What Should I Do With The Background?

When painting from photos or from life, you are the one who gets to decide what stays and what goes in your work. If you have a photo of a scene you'd like to capture on canvas, but feel that the background is too distracting - replace it with another background or edit the existing background to work better. Just make sure that it's contextually relevant and that it doesn't detract attention away from your main subject. How can you do that? 

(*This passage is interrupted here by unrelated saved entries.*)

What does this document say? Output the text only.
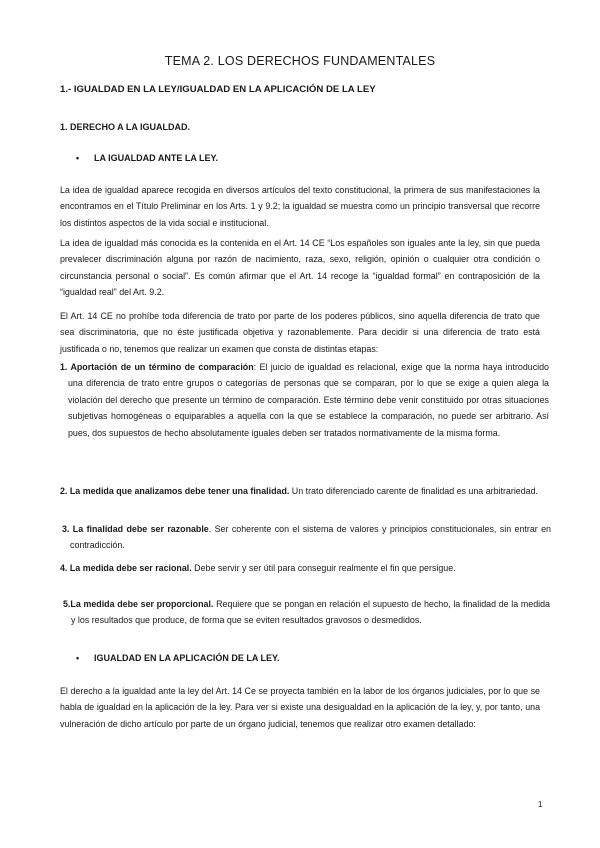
TEMA 2. LOS DERECHOS FUNDAMENTALES
1.- IGUALDAD EN LA LEY/IGUALDAD EN LA APLICACIÓN DE LA LEY
1. DERECHO A LA IGUALDAD.
• LA IGUALDAD ANTE LA LEY.
La idea de igualdad aparece recogida en diversos artículos del texto constitucional, la primera de sus manifestaciones la encontramos en el Título Preliminar en los Arts. 1 y 9.2; la igualdad se muestra como un principio transversal que recorre los distintos aspectos de la vida social e institucional.
La idea de igualdad más conocida es la contenida en el Art. 14 CE “Los españoles son iguales ante la ley, sin que pueda prevalecer discriminación alguna por razón de nacimiento, raza, sexo, religión, opinión o cualquier otra condición o circunstancia personal o social”. Es común afirmar que el Art. 14 recoge la “igualdad formal” en contraposición de la “igualdad real” del Art. 9.2.
El Art. 14 CE no prohíbe toda diferencia de trato por parte de los poderes públicos, sino aquella diferencia de trato que sea discriminatoria, que no éste justificada objetiva y razonablemente. Para decidir si una diferencia de trato está justificada o no, tenemos que realizar un examen que consta de distintas etapas:
1. Aportación de un término de comparación: El juicio de igualdad es relacional, exige que la norma haya introducido una diferencia de trato entre grupos o categorías de personas que se comparan, por lo que se exige a quien alega la violación del derecho que presente un término de comparación. Este término debe venir constituido por otras situaciones subjetivas homogéneas o equiparables a aquella con la que se establece la comparación, no puede ser arbitrario. Así pues, dos supuestos de hecho absolutamente iguales deben ser tratados normativamente de la misma forma.
2. La medida que analizamos debe tener una finalidad. Un trato diferenciado carente de finalidad es una arbitrariedad.
3. La finalidad debe ser razonable. Ser coherente con el sistema de valores y principios constitucionales, sin entrar en contradicción.
4. La medida debe ser racional. Debe servir y ser útil para conseguir realmente el fin que persigue.
5.La medida debe ser proporcional. Requiere que se pongan en relación el supuesto de hecho, la finalidad de la medida y los resultados que produce, de forma que se eviten resultados gravosos o desmedidos.
• IGUALDAD EN LA APLICACIÓN DE LA LEY.
El derecho a la igualdad ante la ley del Art. 14 Ce se proyecta también en la labor de los órganos judiciales, por lo que se habla de igualdad en la aplicación de la ley. Para ver si existe una desigualdad en la aplicación de la ley, y, por tanto, una vulneración de dicho artículo por parte de un órgano judicial, tenemos que realizar otro examen detallado:
1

Here are a couple of examples of how I solved that problem on some of my paintings from 2008 (back when I did a lot more note-taking and sketching of my pieces):

Patrolling Bourbon Street: Partial background edit using another photo

In the painting above, "Patrolling Bourbon Street", my original photo was backed by a quiet side street. I wanted to show more of the business of the street, so I took another photo that had a characteristically crowded New Orleans party crew in it and just merged the two a bit.

First Kiss: Complete background swap using another photo reference

In this example, "First Kiss", I had a background that was too busy and distracting. So I actually grabbed a photo from my mom's garden, blurred it in photoshop, and then used it as the background instead. Creating a blurrier background helped keep the focus on the main subject.

Pickin' Dandelions: Creating a better background using known design principles

Finally, sometimes you have to paint a background as you see it, step back and revisit before editing it to work more effectively! In "Pickin' Dandelions" I had originally included that dark strip of shadow in the background at the top of the painting. After revisiting, I realized that the dark shape was pushing my background too far forward, and instead I wanted to push it to the background where it belonged. I added some lighter greens to the top area, with more blues to cool the temperature of the grass in the distance.